7. Counterfeit drugs and the cold chain of custody

The dangers of counterfeit drugs are obvious. They are not going to work. But branded or generic drugs manufactured for use in another country at sites that are not FDA-approved, would still fall into the counterfeit category if used in the U.S. So, while drugs of that nature might theoretically be effective, there are other dangers that may be associated with them, particularly if they are "cold chain" biologics. Take the case of the "gooey mess" that showed up in a doctor's office near St Louis.

James Newcomb was sentenced to 24 months in federal prison after pleading guilty to charges that he shipped foreign versions of prescription drugs to doctors around the U.S. Those included cancer  drugs like Rituxan, Herceptin, and Neupogen, that are supposed to be destroyed if they spend than 24 hours outside of their prescribed temperatures.
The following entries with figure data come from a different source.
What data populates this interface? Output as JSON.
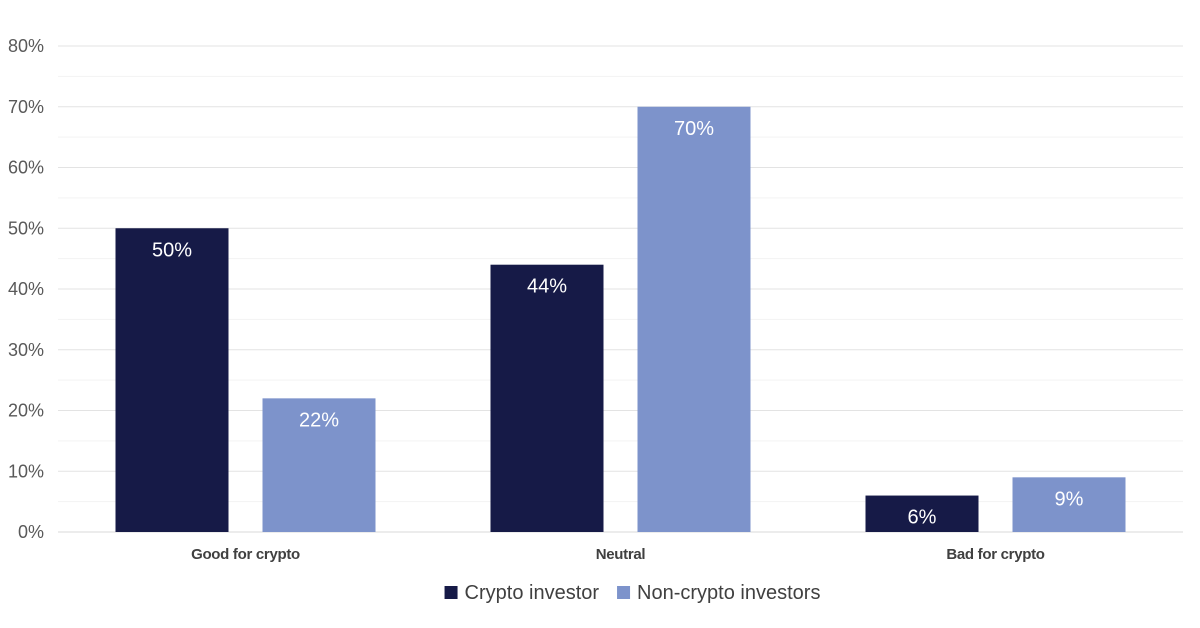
{
  "chart_data": {
    "type": "bar",
    "title": "",
    "xlabel": "",
    "ylabel": "",
    "categories": [
      "Good for crypto",
      "Neutral",
      "Bad for crypto"
    ],
    "series": [
      {
        "name": "Crypto investor",
        "values": [
          50,
          44,
          6
        ],
        "labels": [
          "50%",
          "44%",
          "6%"
        ],
        "color": "#161a47"
      },
      {
        "name": "Non-crypto investors",
        "values": [
          22,
          70,
          9
        ],
        "labels": [
          "22%",
          "70%",
          "9%"
        ],
        "color": "#7d93cb"
      }
    ],
    "ylim": [
      0,
      80
    ],
    "yticks": [
      0,
      10,
      20,
      30,
      40,
      50,
      60,
      70,
      80
    ],
    "ytick_labels": [
      "0%",
      "10%",
      "20%",
      "30%",
      "40%",
      "50%",
      "60%",
      "70%",
      "80%"
    ],
    "grid": true,
    "legend_position": "bottom"
  }
}
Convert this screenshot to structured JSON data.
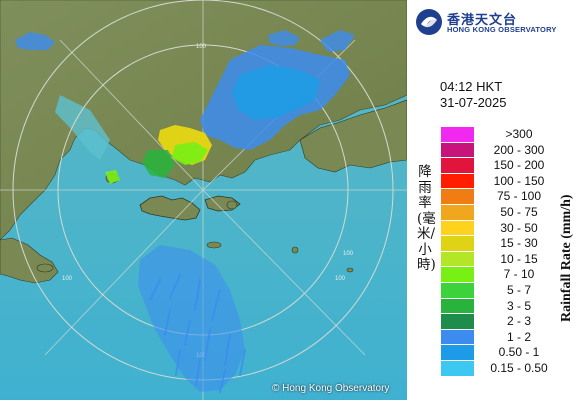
{
  "organization": {
    "name_cn": "香港天文台",
    "name_en": "HONG KONG OBSERVATORY",
    "logo": "hko-logo-icon"
  },
  "timestamp": {
    "time": "04:12 HKT",
    "date": "31-07-2025"
  },
  "legend": {
    "title_cn": "降雨率(毫米/小時)",
    "title_en": "Rainfall Rate (mm/h)",
    "items": [
      {
        "label": ">300",
        "color": "#f028f0"
      },
      {
        "label": "200 - 300",
        "color": "#c8147a"
      },
      {
        "label": "150 - 200",
        "color": "#e0143c"
      },
      {
        "label": "100 - 150",
        "color": "#ff1e00"
      },
      {
        "label": "75 - 100",
        "color": "#f07d14"
      },
      {
        "label": "50 - 75",
        "color": "#f0a61e"
      },
      {
        "label": "30 - 50",
        "color": "#ffd21e"
      },
      {
        "label": "15 - 30",
        "color": "#e0d214"
      },
      {
        "label": "10 - 15",
        "color": "#b4e628"
      },
      {
        "label": "7 - 10",
        "color": "#78f014"
      },
      {
        "label": "5 - 7",
        "color": "#3cd23c"
      },
      {
        "label": "3 - 5",
        "color": "#28b43c"
      },
      {
        "label": "2 - 3",
        "color": "#1e8c4b"
      },
      {
        "label": "1 - 2",
        "color": "#3c8cf0"
      },
      {
        "label": "0.50 - 1",
        "color": "#1e9be6"
      },
      {
        "label": "0.15 - 0.50",
        "color": "#3cc8f0"
      }
    ]
  },
  "map": {
    "range_labels": [
      "100",
      "100",
      "100",
      "100",
      "100"
    ],
    "copyright": "© Hong Kong Observatory"
  },
  "colors": {
    "sea": "#4fb6c8",
    "land": "#7c8a58",
    "ring": "#c8d2c8"
  }
}
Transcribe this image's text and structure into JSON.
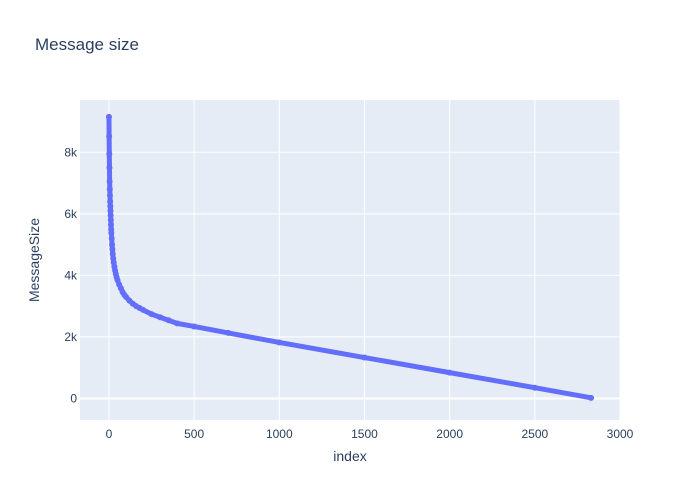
{
  "chart_data": {
    "type": "scatter",
    "mode": "lines+markers",
    "title": "Message size",
    "xlabel": "index",
    "ylabel": "MessageSize",
    "xlim": [
      -170,
      3000
    ],
    "ylim": [
      -700,
      9700
    ],
    "x_ticks": [
      0,
      500,
      1000,
      1500,
      2000,
      2500,
      3000
    ],
    "x_tick_labels": [
      "0",
      "500",
      "1000",
      "1500",
      "2000",
      "2500",
      "3000"
    ],
    "y_ticks": [
      0,
      2000,
      4000,
      6000,
      8000
    ],
    "y_tick_labels": [
      "0",
      "2k",
      "4k",
      "6k",
      "8k"
    ],
    "grid": true,
    "colors": {
      "series": "#636efa",
      "plot_bg": "#e5ecf6",
      "grid": "#ffffff"
    },
    "series": [
      {
        "x": [
          0,
          1,
          2,
          3,
          4,
          5,
          6,
          7,
          8,
          9,
          10,
          11,
          12,
          13,
          14,
          16,
          18,
          20,
          22,
          25,
          28,
          32,
          36,
          40,
          45,
          50,
          60,
          70,
          80,
          90,
          100,
          120,
          140,
          160,
          180,
          200,
          250,
          300,
          350,
          400,
          500,
          700,
          1000,
          1500,
          2000,
          2500,
          2830
        ],
        "y": [
          9150,
          8520,
          7950,
          7500,
          7050,
          6800,
          6600,
          6400,
          6250,
          6100,
          5950,
          5800,
          5650,
          5500,
          5380,
          5200,
          5000,
          4850,
          4700,
          4550,
          4420,
          4280,
          4160,
          4050,
          3940,
          3850,
          3700,
          3580,
          3460,
          3370,
          3300,
          3180,
          3080,
          3000,
          2940,
          2880,
          2740,
          2640,
          2540,
          2440,
          2340,
          2130,
          1820,
          1330,
          840,
          350,
          20
        ]
      }
    ]
  }
}
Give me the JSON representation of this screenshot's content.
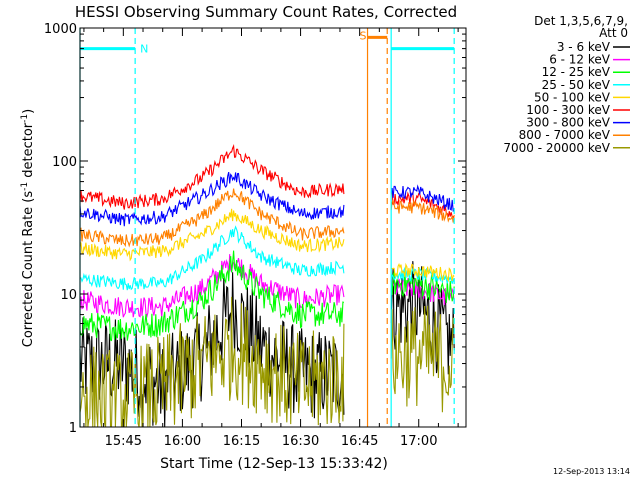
{
  "chart_data": {
    "type": "line",
    "title": "HESSI Observing Summary Count Rates, Corrected",
    "xlabel": "Start Time (12-Sep-13 15:33:42)",
    "ylabel_main": "Corrected Count Rate (s",
    "ylabel_sup1": "-1",
    "ylabel_mid": " detector",
    "ylabel_sup2": "-1",
    "ylabel_end": ")",
    "y_scale": "log",
    "ylim": [
      1,
      1000
    ],
    "xlim": [
      "15:34",
      "17:12"
    ],
    "y_ticks": [
      {
        "value": 1,
        "label": "1"
      },
      {
        "value": 10,
        "label": "10"
      },
      {
        "value": 100,
        "label": "100"
      },
      {
        "value": 1000,
        "label": "1000"
      }
    ],
    "x_ticks": [
      {
        "value": 15.75,
        "label": "15:45"
      },
      {
        "value": 16.0,
        "label": "16:00"
      },
      {
        "value": 16.25,
        "label": "16:15"
      },
      {
        "value": 16.5,
        "label": "16:30"
      },
      {
        "value": 16.75,
        "label": "16:45"
      },
      {
        "value": 17.0,
        "label": "17:00"
      }
    ],
    "legend_header": [
      "Det 1,3,5,6,7,9,",
      "Att 0"
    ],
    "legend_position": "right",
    "footer_date": "12-Sep-2013 13:14",
    "data_gap": [
      "16:47",
      "16:53"
    ],
    "annotations": [
      {
        "label": "N",
        "kind": "night",
        "color": "#00ffff",
        "x_start": "15:34",
        "x_end": "15:48",
        "y": 700
      },
      {
        "label": "S",
        "kind": "saa",
        "color": "#ff8000",
        "x_start": "16:47",
        "x_end": "16:52",
        "y": 850
      },
      {
        "label": "",
        "kind": "night",
        "color": "#00ffff",
        "x_start": "16:53",
        "x_end": "17:09",
        "y": 700
      }
    ],
    "series": [
      {
        "name": "3 - 6 keV",
        "color": "#000000",
        "x": [
          "15:34",
          "15:45",
          "15:55",
          "16:05",
          "16:13",
          "16:20",
          "16:30",
          "16:41",
          "16:47",
          "16:53",
          "17:00",
          "17:09"
        ],
        "values": [
          3,
          3,
          2,
          3.5,
          8,
          4,
          2.5,
          2.5,
          null,
          8,
          8,
          4
        ]
      },
      {
        "name": "6 - 12 keV",
        "color": "#ff00ff",
        "x": [
          "15:34",
          "15:45",
          "15:55",
          "16:05",
          "16:13",
          "16:20",
          "16:30",
          "16:41",
          "16:47",
          "16:53",
          "17:00",
          "17:09"
        ],
        "values": [
          9,
          8,
          8,
          11,
          18,
          12,
          9,
          10,
          null,
          11,
          11,
          9
        ]
      },
      {
        "name": "12 - 25 keV",
        "color": "#00ff00",
        "x": [
          "15:34",
          "15:45",
          "15:55",
          "16:05",
          "16:13",
          "16:20",
          "16:30",
          "16:41",
          "16:47",
          "16:53",
          "17:00",
          "17:09"
        ],
        "values": [
          6,
          5.5,
          6,
          9,
          17,
          10,
          7,
          7,
          null,
          12,
          12,
          10
        ]
      },
      {
        "name": "25 - 50 keV",
        "color": "#00ffff",
        "x": [
          "15:34",
          "15:45",
          "15:55",
          "16:05",
          "16:13",
          "16:20",
          "16:30",
          "16:41",
          "16:47",
          "16:53",
          "17:00",
          "17:09"
        ],
        "values": [
          13,
          12,
          12,
          18,
          30,
          19,
          15,
          16,
          null,
          14,
          14,
          13
        ]
      },
      {
        "name": "50 - 100 keV",
        "color": "#ffd700",
        "x": [
          "15:34",
          "15:45",
          "15:55",
          "16:05",
          "16:13",
          "16:20",
          "16:30",
          "16:41",
          "16:47",
          "16:53",
          "17:00",
          "17:09"
        ],
        "values": [
          22,
          20,
          21,
          28,
          40,
          30,
          23,
          24,
          null,
          15,
          15,
          14
        ]
      },
      {
        "name": "100 - 300 keV",
        "color": "#ff0000",
        "x": [
          "15:34",
          "15:45",
          "15:55",
          "16:05",
          "16:13",
          "16:20",
          "16:30",
          "16:41",
          "16:47",
          "16:53",
          "17:00",
          "17:09"
        ],
        "values": [
          55,
          48,
          52,
          75,
          120,
          85,
          58,
          62,
          null,
          52,
          52,
          40
        ]
      },
      {
        "name": "300 - 800 keV",
        "color": "#0000ff",
        "x": [
          "15:34",
          "15:45",
          "15:55",
          "16:05",
          "16:13",
          "16:20",
          "16:30",
          "16:41",
          "16:47",
          "16:53",
          "17:00",
          "17:09"
        ],
        "values": [
          42,
          36,
          38,
          55,
          78,
          55,
          40,
          42,
          null,
          58,
          58,
          46
        ]
      },
      {
        "name": "800 - 7000 keV",
        "color": "#ff8000",
        "x": [
          "15:34",
          "15:45",
          "15:55",
          "16:05",
          "16:13",
          "16:20",
          "16:30",
          "16:41",
          "16:47",
          "16:53",
          "17:00",
          "17:09"
        ],
        "values": [
          28,
          25,
          26,
          38,
          60,
          40,
          28,
          30,
          null,
          45,
          45,
          37
        ]
      },
      {
        "name": "7000 - 20000 keV",
        "color": "#999900",
        "x": [
          "15:34",
          "15:45",
          "15:55",
          "16:05",
          "16:13",
          "16:20",
          "16:30",
          "16:41",
          "16:47",
          "16:53",
          "17:00",
          "17:09"
        ],
        "values": [
          1.8,
          1.5,
          2,
          3,
          4,
          3,
          2,
          2.5,
          null,
          3.5,
          3.5,
          3
        ]
      }
    ]
  }
}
With help from companies in Canada and the United Kingdom, Newcomb offered the drugs to U.S. doctors at discounts of 14% to 60% off their usual wholesale prices. Reports said the drugs were Turkish versions that are not approved for sale in the U.S. But Newcomb didn't have temperature-controlled shipping, and when a St. Louis-area doctor received a shipment, the drugs were "a gooey mess" and had leaked all over the packaging.

In addition to doing some time, Newcomb is forfeiting $1.4 million in cash and a Land Rover.